I just purchased it from OTTOS!!

Cool!!


----------



## intrepid (Oct 23, 2012)

jtugores said:


> I would like to order a top quality line in the 20 lbs and at least 300 yards. I was thinking in braid but which one is the best in the market?


you havent told us enough really?

what line are you using now that gets knots?

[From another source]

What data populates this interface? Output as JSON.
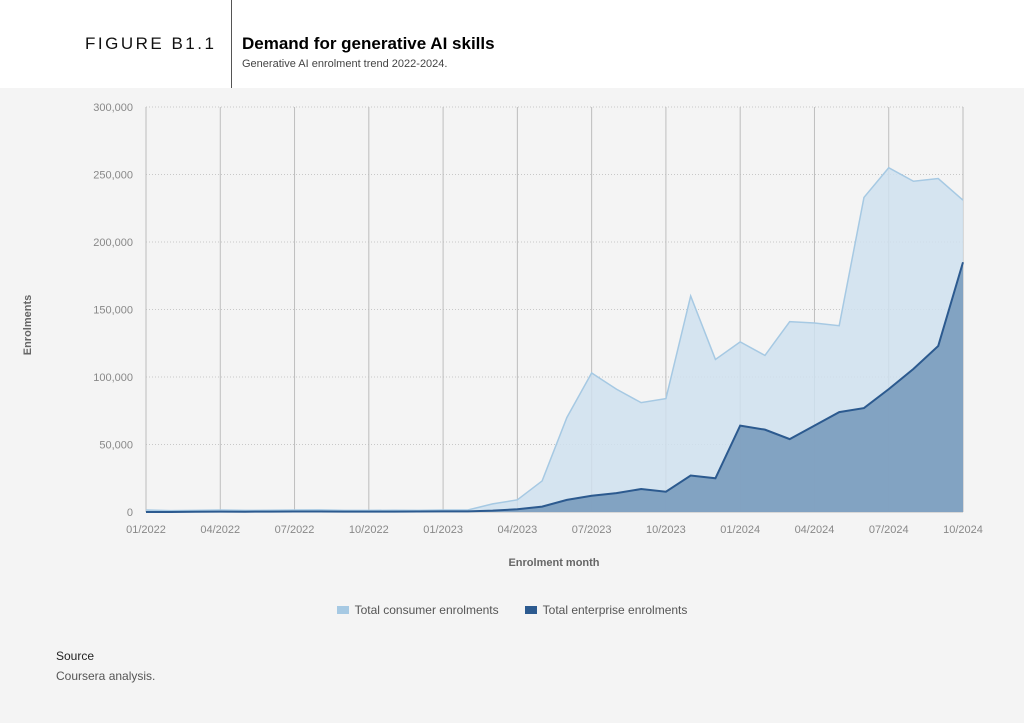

how tight is it on the spool?

what braid to leader knot are you using?

what rod and reel combo?

what condition are your guides in?

what condition is your line roller in?

there is no point putting the "best line in the world" on your spool if you have fundamental defects in your equipment/technique...


----------



## lightly (Oct 25, 2012)

I've used Nitlon Pe on 4 spools It's great stuff but pricy, I've got friends with no problem with tasline as well.
My 3 favorite braids are
Nitlon Pe. Worth the price with no wind knots or unexpected breakages.
Daiwa SW 8 braid. best braid I've used on my mate set up but a bit expensive for me/
Power pro. Good cheap stuff


----------



## BIGKEV (Aug 18, 2007)

> what would be the best fishing line in your view?


Do you come here often?


----------



## Dkay (Dec 20, 2010)

It would be the one that has a fish connected to the business end :lol:

DK


----------